Trading sarcasm is not the best way to go about a parliamentary debate, but it’s certainly better than having no debate at all. In a space of 24 hours Congress vice president Rahul Gandhi and Prime Minister Narendra Modi had what could pass off as a parley. On Wednesday evening, Rahul delivered a speech saturated with mockery and ridicule targeted at Modi. He made his thoughts very apparent to the Prime Minister, commenting on his policies and style of functioning. Today it was Prime Minister Modi's turn to lash back; he punched back hard, matching taunt for taunt, jibe for jibe.
Both speeches lacked in good content – which is too much to expect it in the current politically fraught times - but were rich in the entertainment quotient nevertheless. Are speeches in Parliament meant for entertainment? Don’t ask; that’s another debate altogether. But in the era of television and televised debates, being entertaining helps; it fetches you a loyal audience. Perhaps Rahul has learnt it now. Earlier, he pretended to be solemn and nobody took him seriously. He narrated his experiences with the poor and the unprivileged in the country with a lot of passion, but it usually fell on deaf ears.
He seems to be a changed man now, at least when it comes to oration. It’s no national secret that he is not a gifted speaker, but some felt he could make do with whatever talent he had. On Wednesday, he surpassed expectations. He looked less tense and more prepared for the performance. His smile and relaxed demeanour didn’t look pasted on him. He was combative and didn’t look unpleasant while at it. He looked straight into the eyes of the opposition and let go the barbs. For a change, his vocabulary didn’t seem to be a handicap and yes, he appeared to be having fun.
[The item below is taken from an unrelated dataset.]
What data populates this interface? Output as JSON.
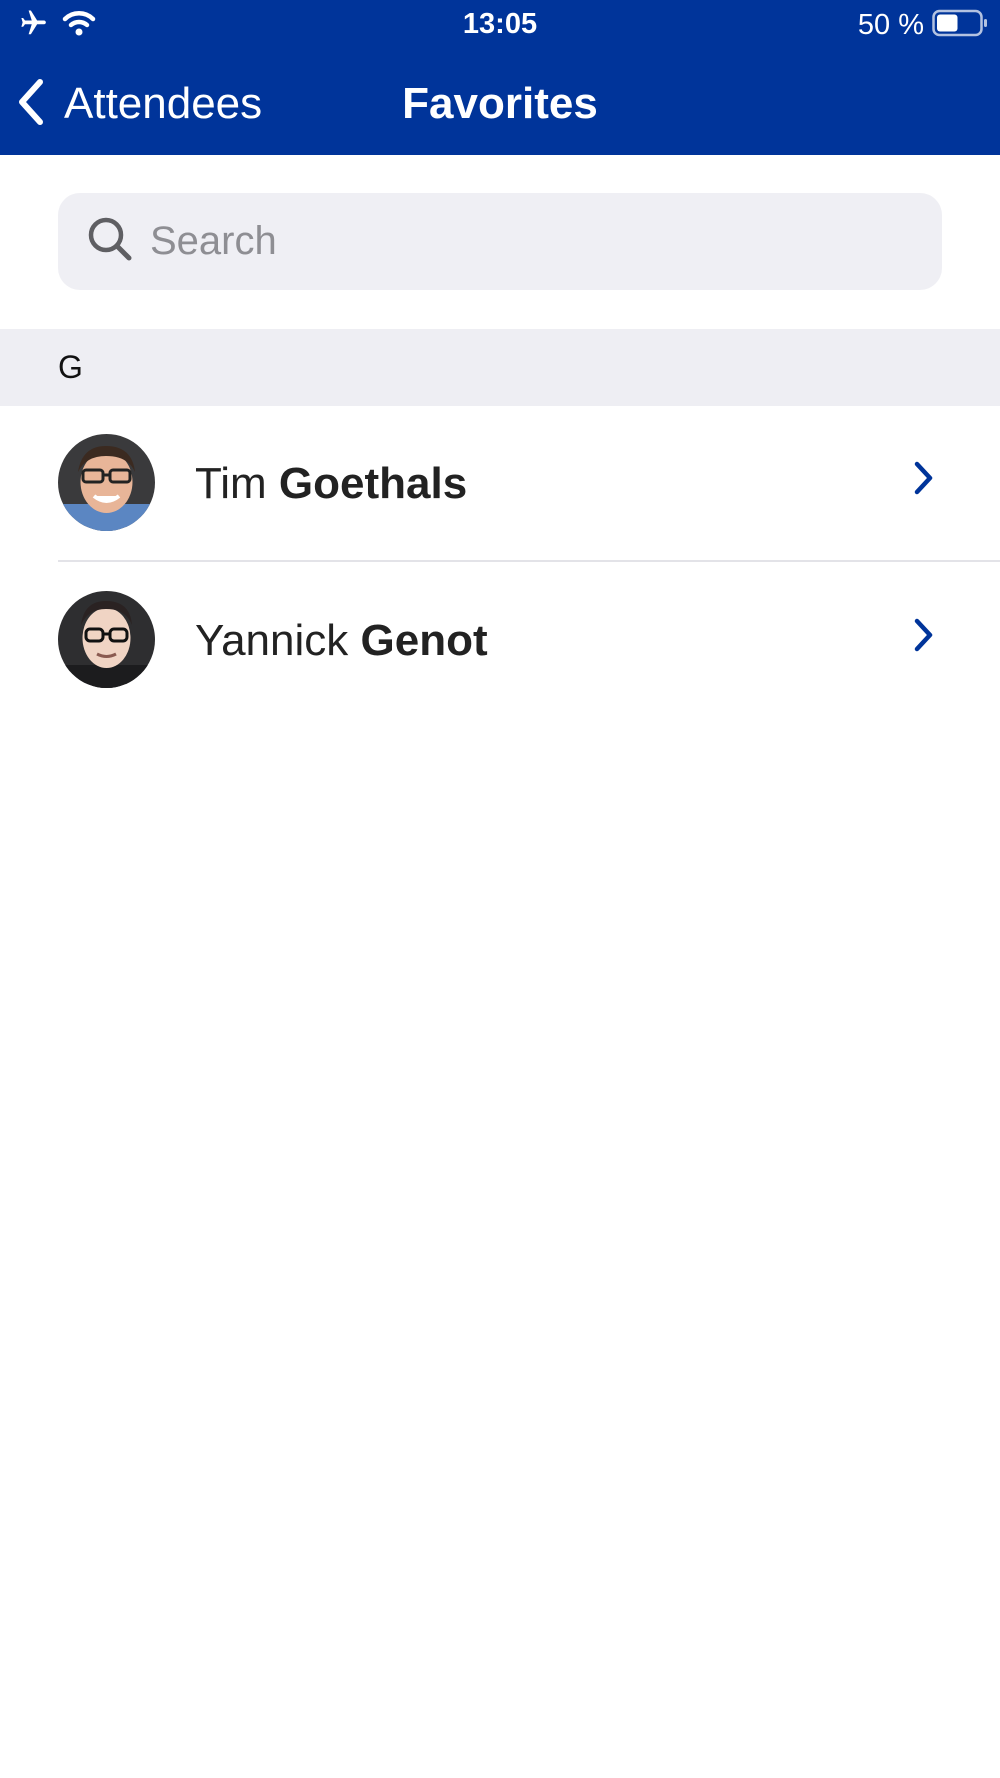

Whatever he is eating these days should be recommended to all people. Perhaps his mysterious absences had something to do with it. The problem, however, is that, many are still not taking him seriously. The BJP leaders were unimpressed; that’s only expected. There were some on social media who compared him to RJD chief Lalu Prasad – it’s certainly unfair to the latter who has a way with humour – others demanded entertainment tax on his speech. Some pointed out that he messed up with facts yet again and displayed spectacular lack of understanding of issues of national import.
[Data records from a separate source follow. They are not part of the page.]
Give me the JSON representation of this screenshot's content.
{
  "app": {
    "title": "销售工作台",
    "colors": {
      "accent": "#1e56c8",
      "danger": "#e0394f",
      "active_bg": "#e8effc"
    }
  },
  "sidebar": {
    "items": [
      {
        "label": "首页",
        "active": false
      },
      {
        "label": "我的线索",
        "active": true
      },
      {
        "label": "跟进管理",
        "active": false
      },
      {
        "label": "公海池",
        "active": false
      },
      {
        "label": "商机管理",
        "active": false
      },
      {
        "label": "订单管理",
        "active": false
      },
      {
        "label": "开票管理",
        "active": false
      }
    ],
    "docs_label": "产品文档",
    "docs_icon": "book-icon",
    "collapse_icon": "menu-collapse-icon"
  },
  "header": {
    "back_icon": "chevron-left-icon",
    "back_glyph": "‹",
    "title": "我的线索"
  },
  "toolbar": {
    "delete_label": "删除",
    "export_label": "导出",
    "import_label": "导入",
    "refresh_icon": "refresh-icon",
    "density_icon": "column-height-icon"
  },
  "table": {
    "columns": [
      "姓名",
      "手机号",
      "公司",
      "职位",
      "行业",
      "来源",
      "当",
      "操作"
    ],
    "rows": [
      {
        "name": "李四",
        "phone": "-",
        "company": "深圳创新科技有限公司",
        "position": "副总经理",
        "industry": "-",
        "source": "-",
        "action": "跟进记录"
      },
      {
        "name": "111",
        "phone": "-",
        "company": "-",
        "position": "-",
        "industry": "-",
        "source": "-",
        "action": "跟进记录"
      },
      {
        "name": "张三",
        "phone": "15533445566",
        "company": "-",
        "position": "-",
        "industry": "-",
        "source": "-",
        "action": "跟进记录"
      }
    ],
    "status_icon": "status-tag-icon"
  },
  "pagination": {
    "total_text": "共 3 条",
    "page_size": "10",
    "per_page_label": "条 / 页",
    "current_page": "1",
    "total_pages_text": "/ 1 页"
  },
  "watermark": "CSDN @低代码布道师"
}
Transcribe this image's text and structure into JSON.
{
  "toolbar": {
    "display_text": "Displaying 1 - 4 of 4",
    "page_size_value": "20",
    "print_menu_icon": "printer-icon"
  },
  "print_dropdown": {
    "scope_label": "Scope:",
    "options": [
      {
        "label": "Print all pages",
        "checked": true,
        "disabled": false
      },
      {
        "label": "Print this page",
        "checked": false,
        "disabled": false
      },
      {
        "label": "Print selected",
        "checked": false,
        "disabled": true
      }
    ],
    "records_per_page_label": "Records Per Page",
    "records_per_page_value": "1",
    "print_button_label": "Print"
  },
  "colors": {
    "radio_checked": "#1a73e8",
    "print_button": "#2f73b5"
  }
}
Modi’s speech was precise as usual, a piece of work of a seasoned performer. He was immaculate in his choice of words and the sarcasm hit home. He offered counters to all the allegations Rahul made against him. To the charge that seniors in the BJP were not allowed to have a voice he said inferiority complex in some Congress leaders forced them to silence senior leaders; he referred to Rahul’s speech as manoranjan (entertainment) and then came the unkindest cut: “Some people grow in age but never become wiser.” The target of his attack was hard to miss.
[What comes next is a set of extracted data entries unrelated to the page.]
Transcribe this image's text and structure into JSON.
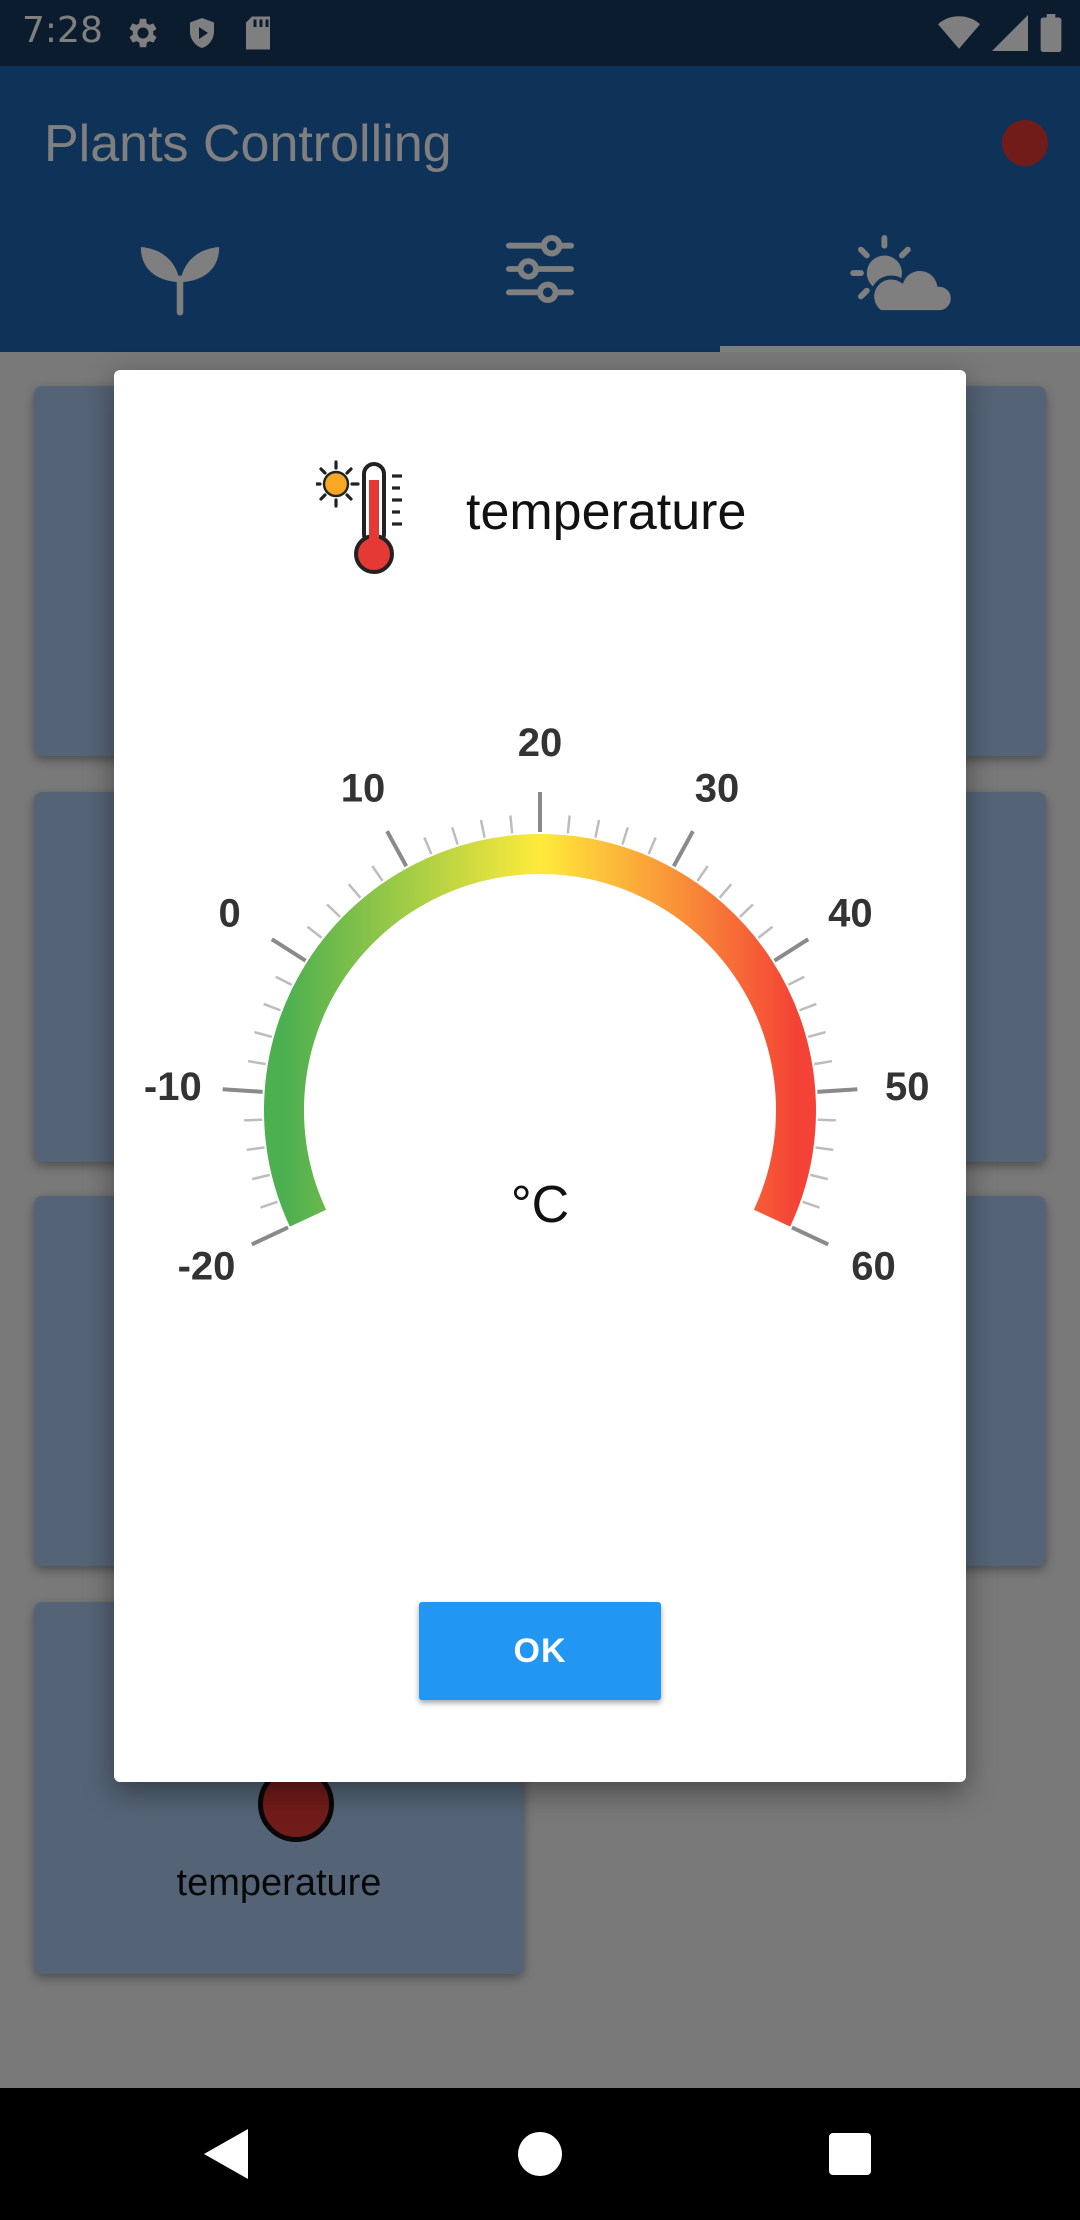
{
  "status_bar": {
    "time": "7:28",
    "left_icons": [
      "gear-icon",
      "shield-icon",
      "sd-card-icon"
    ],
    "right_icons": [
      "wifi-icon",
      "signal-icon",
      "battery-icon"
    ]
  },
  "app_bar": {
    "title": "Plants Controlling",
    "status_dot_color": "#e53935",
    "tabs": [
      {
        "icon": "plant-icon"
      },
      {
        "icon": "sliders-icon"
      },
      {
        "icon": "weather-icon",
        "selected": true
      }
    ]
  },
  "background": {
    "card_label": "temperature"
  },
  "dialog": {
    "title": "temperature",
    "icon": "thermometer-sun-icon",
    "gauge": {
      "unit": "°C",
      "min": -20,
      "max": 60,
      "major_ticks": [
        "-20",
        "-10",
        "0",
        "10",
        "20",
        "30",
        "40",
        "50",
        "60"
      ],
      "minor_per_major": 5,
      "color_stops": [
        "#4caf50",
        "#ffeb3b",
        "#f44336"
      ]
    },
    "ok_label": "OK"
  },
  "nav_bar": {
    "buttons": [
      "back-icon",
      "home-icon",
      "recents-icon"
    ]
  }
}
When it comes to oration, the Modi vs Rahul is a gross mismatch. The prime minister has set such a high standard that Rahul can only dream of reaching his level. This time he was better than his earlier performances but fell short to Modi's speeches. Of course, he has a lot of time to improve. The Congress will be patient; it has no other option.
Coming back to debates, the country certainly deserves much more than acidic exchanges. Neither looked mature and dignified at the end of it.